I recently reread Hannah Rosin’s article, “The Case Against Breastfeeding” and her words ring so true to me still today while I mother a toddler and the whole feeding debate isn’t nearly as central for me.  In fact, I think because the emotional investment has dissipated for me, I can finally look at feeding in a clear light.  Rosin writes, “[W]hen people say that breast-feeding is “free,” I want to hit them with a two-by-four. It’s only free if a woman’s time is worth nothing.”

Yes. Yes. Yes.
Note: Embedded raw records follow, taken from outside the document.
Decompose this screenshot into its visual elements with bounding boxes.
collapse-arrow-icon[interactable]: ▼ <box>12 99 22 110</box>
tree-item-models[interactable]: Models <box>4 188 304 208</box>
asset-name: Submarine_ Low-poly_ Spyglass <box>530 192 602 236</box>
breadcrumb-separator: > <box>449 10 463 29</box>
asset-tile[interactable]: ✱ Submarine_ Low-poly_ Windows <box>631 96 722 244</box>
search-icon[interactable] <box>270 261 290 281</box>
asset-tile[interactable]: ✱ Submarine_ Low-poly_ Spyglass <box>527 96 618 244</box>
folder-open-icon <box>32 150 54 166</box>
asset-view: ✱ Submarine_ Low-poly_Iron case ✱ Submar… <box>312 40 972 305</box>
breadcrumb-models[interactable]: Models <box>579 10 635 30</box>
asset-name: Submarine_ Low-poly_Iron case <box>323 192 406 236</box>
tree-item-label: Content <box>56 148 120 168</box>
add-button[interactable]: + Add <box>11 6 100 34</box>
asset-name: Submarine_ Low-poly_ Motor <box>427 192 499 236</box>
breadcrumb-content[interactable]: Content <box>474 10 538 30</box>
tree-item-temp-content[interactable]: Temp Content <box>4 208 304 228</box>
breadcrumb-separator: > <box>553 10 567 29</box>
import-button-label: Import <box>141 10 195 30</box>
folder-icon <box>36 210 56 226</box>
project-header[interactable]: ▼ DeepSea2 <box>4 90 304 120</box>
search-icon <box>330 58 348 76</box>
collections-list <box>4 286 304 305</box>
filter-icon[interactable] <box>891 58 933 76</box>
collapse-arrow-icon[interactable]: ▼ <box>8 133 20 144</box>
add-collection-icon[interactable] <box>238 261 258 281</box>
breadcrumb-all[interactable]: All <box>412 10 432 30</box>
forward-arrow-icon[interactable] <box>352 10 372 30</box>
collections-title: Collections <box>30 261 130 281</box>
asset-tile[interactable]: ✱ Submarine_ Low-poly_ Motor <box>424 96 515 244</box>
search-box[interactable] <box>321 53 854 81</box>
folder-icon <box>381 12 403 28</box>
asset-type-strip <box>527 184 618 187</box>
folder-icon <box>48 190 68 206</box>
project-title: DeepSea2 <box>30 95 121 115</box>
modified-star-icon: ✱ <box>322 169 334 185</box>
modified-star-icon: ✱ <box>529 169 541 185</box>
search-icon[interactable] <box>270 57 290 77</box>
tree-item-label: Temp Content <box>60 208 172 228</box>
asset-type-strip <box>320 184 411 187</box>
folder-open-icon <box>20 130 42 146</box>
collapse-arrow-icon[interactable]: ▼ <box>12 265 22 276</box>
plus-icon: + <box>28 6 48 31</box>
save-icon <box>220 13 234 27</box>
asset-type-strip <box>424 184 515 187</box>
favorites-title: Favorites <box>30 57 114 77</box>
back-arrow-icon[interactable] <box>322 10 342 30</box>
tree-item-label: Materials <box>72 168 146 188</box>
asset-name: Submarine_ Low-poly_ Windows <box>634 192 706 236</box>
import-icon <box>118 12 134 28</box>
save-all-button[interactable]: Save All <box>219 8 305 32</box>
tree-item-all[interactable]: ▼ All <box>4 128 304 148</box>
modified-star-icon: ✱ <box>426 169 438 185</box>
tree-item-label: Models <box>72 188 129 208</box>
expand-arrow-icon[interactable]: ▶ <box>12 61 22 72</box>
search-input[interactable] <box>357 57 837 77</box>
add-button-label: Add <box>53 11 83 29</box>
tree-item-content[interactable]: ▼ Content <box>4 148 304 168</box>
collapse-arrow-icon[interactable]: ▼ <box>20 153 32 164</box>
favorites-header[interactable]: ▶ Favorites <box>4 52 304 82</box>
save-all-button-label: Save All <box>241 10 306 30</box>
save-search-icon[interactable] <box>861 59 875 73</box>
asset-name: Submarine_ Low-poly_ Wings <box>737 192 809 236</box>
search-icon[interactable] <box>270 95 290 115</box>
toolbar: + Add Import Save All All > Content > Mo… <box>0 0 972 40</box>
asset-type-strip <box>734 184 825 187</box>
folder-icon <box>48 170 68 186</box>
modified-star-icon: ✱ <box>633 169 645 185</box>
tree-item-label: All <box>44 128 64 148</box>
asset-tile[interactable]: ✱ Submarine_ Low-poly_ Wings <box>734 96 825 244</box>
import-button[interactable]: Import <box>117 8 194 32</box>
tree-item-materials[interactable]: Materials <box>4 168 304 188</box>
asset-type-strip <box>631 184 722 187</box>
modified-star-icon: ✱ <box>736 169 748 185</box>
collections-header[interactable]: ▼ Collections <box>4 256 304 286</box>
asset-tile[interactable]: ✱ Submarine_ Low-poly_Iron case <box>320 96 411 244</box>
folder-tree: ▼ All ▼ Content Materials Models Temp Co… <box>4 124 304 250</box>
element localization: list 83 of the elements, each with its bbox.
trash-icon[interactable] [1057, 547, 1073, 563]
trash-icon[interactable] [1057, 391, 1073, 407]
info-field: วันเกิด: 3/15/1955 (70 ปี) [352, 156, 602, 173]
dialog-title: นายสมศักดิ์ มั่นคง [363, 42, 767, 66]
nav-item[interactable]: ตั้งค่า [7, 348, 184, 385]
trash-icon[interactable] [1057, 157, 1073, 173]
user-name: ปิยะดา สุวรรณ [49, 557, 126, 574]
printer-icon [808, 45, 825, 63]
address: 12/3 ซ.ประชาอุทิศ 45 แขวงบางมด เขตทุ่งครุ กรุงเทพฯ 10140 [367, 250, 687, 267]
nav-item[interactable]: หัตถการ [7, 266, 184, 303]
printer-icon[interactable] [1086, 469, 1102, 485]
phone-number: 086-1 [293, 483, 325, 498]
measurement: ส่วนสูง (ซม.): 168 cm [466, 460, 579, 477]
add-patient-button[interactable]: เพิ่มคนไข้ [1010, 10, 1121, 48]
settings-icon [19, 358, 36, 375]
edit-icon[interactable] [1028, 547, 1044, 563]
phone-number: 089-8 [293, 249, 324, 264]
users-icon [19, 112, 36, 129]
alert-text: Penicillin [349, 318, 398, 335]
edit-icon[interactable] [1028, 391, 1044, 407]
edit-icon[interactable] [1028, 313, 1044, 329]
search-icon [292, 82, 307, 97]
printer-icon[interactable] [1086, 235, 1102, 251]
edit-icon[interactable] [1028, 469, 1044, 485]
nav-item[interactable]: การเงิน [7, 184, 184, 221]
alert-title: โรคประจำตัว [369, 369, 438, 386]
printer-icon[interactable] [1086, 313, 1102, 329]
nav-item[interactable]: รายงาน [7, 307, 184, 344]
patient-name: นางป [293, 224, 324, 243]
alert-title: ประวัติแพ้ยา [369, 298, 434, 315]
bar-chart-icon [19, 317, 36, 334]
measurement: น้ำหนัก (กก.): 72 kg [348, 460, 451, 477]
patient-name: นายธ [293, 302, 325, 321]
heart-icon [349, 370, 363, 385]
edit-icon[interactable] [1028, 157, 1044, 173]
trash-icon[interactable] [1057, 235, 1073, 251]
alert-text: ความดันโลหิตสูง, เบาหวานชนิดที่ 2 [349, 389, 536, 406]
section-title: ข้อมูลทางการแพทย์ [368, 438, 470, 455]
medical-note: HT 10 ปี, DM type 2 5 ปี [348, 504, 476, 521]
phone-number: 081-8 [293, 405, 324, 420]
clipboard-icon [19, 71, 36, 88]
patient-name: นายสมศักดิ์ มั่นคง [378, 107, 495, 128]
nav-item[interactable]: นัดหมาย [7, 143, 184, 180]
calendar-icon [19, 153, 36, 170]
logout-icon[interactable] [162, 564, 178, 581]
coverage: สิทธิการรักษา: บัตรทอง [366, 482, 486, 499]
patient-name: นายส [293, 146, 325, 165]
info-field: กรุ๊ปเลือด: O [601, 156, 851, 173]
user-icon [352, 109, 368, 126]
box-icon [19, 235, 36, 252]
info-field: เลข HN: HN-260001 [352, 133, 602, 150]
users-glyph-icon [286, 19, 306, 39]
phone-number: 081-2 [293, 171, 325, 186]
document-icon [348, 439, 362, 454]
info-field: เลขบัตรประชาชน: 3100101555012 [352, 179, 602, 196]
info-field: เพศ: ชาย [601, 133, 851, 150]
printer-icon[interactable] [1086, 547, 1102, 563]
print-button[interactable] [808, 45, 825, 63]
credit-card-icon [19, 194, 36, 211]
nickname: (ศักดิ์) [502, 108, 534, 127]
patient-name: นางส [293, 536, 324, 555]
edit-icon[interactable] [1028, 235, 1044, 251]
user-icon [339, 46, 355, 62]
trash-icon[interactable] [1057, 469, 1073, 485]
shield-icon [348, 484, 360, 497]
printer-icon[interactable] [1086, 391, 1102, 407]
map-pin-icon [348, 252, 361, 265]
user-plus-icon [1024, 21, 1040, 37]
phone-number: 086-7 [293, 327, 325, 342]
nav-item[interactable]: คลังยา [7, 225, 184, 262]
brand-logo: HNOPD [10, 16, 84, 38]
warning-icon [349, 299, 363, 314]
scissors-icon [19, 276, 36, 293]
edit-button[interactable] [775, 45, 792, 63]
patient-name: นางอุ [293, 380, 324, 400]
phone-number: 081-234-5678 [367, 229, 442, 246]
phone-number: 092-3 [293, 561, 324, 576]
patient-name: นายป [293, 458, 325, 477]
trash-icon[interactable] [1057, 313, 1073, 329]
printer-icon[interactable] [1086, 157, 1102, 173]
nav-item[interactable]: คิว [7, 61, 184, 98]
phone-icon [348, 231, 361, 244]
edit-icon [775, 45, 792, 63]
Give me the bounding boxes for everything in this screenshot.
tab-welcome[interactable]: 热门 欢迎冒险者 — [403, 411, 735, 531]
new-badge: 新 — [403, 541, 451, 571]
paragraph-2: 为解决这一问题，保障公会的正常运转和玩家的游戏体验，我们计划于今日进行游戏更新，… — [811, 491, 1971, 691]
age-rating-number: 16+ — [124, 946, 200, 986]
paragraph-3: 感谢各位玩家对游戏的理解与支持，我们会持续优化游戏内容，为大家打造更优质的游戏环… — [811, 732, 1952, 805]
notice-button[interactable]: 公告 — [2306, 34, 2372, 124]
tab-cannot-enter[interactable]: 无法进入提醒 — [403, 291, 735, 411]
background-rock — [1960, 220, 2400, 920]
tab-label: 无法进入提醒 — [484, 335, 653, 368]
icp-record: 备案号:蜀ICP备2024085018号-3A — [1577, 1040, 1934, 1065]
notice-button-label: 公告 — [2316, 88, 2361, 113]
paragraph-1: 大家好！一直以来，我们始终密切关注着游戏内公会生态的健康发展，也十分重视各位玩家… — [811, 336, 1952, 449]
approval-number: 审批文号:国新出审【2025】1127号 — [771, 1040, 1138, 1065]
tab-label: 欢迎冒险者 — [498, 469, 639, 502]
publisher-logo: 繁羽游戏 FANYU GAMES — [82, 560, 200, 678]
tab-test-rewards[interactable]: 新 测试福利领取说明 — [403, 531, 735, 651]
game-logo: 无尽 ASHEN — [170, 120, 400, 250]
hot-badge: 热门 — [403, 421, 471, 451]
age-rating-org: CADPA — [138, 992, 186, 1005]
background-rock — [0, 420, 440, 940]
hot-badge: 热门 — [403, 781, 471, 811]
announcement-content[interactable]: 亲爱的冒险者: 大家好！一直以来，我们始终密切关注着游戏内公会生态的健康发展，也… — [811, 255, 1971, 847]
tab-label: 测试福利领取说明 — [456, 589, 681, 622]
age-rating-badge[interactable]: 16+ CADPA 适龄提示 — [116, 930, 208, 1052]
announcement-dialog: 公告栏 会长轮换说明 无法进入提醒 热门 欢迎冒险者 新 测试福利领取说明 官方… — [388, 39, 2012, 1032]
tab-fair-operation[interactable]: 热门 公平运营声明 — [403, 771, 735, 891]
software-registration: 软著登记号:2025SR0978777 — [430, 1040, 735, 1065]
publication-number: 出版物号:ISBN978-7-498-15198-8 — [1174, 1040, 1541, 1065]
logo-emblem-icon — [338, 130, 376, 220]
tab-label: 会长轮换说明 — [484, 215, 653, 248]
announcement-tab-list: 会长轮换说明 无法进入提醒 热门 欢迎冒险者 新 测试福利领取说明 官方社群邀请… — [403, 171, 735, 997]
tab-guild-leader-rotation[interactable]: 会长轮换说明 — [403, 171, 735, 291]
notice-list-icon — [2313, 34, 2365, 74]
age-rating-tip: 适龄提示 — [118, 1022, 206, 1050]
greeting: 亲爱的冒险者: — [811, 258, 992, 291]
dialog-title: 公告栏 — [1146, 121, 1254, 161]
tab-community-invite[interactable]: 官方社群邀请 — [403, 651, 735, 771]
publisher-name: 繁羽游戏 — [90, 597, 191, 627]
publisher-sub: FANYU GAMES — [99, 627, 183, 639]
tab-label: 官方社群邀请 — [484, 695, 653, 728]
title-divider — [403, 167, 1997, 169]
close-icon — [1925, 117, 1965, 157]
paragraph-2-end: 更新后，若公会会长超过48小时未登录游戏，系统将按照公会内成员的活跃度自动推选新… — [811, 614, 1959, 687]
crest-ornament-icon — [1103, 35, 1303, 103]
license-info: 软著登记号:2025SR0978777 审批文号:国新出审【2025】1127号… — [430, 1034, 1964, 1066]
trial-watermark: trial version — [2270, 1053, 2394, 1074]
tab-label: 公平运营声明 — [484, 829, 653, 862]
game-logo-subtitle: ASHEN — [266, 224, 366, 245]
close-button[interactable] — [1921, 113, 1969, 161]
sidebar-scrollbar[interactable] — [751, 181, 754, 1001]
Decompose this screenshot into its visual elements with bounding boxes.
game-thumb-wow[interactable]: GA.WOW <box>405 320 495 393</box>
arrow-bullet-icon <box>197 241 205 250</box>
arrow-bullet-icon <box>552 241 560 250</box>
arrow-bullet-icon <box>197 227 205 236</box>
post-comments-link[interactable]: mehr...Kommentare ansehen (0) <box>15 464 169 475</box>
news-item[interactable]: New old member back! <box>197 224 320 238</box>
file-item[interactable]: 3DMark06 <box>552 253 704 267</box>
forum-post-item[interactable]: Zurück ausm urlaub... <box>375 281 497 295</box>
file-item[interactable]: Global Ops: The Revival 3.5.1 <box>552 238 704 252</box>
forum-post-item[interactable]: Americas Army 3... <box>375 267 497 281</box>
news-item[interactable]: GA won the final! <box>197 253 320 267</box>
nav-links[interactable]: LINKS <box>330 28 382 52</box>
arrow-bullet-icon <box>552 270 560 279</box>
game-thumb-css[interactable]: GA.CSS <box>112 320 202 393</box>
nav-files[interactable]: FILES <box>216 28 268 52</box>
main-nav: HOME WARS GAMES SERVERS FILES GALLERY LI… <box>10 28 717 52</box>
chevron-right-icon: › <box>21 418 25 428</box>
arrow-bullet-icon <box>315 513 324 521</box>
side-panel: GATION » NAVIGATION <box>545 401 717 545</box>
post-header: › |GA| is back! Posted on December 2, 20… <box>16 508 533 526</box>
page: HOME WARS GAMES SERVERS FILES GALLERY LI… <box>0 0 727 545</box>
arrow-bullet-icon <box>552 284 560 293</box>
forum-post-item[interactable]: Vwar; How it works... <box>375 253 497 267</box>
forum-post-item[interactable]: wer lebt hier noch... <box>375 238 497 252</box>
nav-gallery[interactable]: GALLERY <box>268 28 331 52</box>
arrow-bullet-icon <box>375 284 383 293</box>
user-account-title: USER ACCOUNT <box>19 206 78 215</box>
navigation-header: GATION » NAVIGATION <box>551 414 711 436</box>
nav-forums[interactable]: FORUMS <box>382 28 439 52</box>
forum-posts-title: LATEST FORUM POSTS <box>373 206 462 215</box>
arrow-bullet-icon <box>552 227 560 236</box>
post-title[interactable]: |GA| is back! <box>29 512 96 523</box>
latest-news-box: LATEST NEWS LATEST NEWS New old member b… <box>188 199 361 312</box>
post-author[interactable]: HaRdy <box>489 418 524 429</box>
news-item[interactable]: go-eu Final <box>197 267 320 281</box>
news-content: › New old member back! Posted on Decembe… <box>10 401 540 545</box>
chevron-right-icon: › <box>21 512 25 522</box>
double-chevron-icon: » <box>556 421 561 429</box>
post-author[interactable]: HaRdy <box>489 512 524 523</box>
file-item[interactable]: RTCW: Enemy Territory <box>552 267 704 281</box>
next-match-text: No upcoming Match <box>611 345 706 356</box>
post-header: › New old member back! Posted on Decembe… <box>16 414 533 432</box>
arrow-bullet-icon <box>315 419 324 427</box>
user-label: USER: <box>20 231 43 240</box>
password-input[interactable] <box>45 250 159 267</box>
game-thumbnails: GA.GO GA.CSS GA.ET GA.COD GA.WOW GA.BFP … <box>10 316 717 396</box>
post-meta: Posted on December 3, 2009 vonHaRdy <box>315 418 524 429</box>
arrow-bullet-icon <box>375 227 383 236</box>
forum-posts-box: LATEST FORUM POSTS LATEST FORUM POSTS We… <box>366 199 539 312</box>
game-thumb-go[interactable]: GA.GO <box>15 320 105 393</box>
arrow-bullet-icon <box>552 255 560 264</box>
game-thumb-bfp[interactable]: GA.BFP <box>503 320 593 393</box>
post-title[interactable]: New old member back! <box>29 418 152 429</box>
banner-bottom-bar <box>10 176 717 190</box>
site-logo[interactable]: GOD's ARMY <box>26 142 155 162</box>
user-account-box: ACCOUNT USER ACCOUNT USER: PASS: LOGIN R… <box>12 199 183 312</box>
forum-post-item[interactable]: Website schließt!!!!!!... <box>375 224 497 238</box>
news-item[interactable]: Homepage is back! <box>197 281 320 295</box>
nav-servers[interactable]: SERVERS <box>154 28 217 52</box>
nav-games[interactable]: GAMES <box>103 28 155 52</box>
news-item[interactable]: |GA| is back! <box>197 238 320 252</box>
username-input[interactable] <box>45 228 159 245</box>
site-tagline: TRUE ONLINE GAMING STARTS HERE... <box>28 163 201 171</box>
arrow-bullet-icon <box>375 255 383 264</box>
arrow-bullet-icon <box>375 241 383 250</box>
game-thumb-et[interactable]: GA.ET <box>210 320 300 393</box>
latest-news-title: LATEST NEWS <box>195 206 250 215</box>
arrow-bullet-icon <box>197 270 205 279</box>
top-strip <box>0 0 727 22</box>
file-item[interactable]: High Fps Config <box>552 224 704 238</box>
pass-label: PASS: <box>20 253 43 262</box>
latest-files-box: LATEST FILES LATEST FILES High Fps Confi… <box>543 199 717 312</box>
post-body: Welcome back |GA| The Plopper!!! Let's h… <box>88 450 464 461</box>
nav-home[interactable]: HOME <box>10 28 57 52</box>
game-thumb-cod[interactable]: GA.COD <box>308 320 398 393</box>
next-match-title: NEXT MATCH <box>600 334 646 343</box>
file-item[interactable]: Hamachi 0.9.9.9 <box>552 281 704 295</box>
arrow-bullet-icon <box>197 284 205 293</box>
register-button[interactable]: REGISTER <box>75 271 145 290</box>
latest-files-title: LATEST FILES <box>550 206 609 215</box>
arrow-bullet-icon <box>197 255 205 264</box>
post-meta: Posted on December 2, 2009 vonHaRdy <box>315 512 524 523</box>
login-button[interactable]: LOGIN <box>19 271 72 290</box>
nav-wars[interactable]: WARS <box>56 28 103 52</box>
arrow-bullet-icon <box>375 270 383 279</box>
I always understood that having a baby would be a huge time commitment but that didn’t mean I was willing to sacrifice all my time and comfort.  And I didn’t want to pump.  I think the best thing about breastfeeding was the closeness and getting close to a pump…eh.

So, I did breastfeed a little, three or four months, always supplementing with formula, more and more as time went on.  Before and after my baby’s birth, I kept telling the hospital people I intended to supplement and they gave me no support on that front whatsoever—even acting as if what I, a 34 year old grown woman with a master’s degree, had decided for my family was wrong.  So, I felt combative pretty much my entire hospital stay.  I did not ask for any help on anything and even when I worried that maybe I wasn’t holding my baby right or that he was maybe not getting enough milk, I kept quiet.  My one and only goal was to get the heck out of that hospital as soon as possible so I could try supplementing with formula in the privacy and comfort of my own home with no one around to judge me.

Even my child’s pediatrician did not seem to understand anything about supplementing.  When he developed reflux, she was sure I just wasn’t holding him right—because how could breastmilk—liquid gold– possibly upset his stomach.  It must’ve been the formula, she thought, even after I explained that he spit up more when I breastfed him.

There was no special reason for me stopping except I realized that the soothing my baby got from me breastfeeding him could just as easily be gotten from me just holding him.  And there was no special reason why I wasn’t into breastfeeding. A friend had told me that while in the hospital after her baby’s birth a nurse actually grabbed her boob without permission to aid in the breastfeeding process.  This image haunted me—a shocking violation of personal space.  I don’t care if someone just assisted in delivering my baby—no one touched me without permission like that.  I see breastfeeding advocates claim that this reserve I maintain is residue of a culture obsessed with breasts as sexual objects to which I reply: Yep, that’s right.  My breasts are sexy and private and not just anyone can touch them.  I understand that they are also at times for feeding my young but I’d smack your hand if you touched my baby’s food without asking first, so what’s the difference?  I informed the nurses at the hospital that while I agreed to try breastfeeding no one was allowed to just come up and grab my boobs.  I thought maybe I was being a bit overcautious until they actually expressed surprise that I’d be uncomfortable with this and suggested that maybe I have a history of sexual abuse.  I let them think it.  If that was what it was going to take to maintain some personal space, so be it.

Anyway, while I strongly feel like I made the right decisions, I know that next time around, I will be more forceful with doctors and nurses.  While recovering from labor, I will request the nurses give a bottle to the baby so I can rest up for the rough sleepless nights ahead and if that one bottle “ruins our breastfeeding relationship” then that’s fine—not all relationships were meant to be.  What matters to me is not my breastfeeding relationship with my baby but my relationship relationship—that is enough of a struggle on its own with a mother as used to her privacy and independence as I am.  Breastfeeding wasn’t bad but I do know that nights when I stayed up breastfeeding as my husband slept soundly in the other room, a dark resentment crept into my already exhausted, hormonal brain.  Maybe I’m just not, as the now infamous Time magazine cover harangues, “mom enough” for breastfeeding.  But I’m completely fine with that.  It’s not a competition, at least not on my end.  While the super moms fight it out to see who can be best, I’ll be at home, telling my husband to fix the baby a bottle while I take a much-needed nap.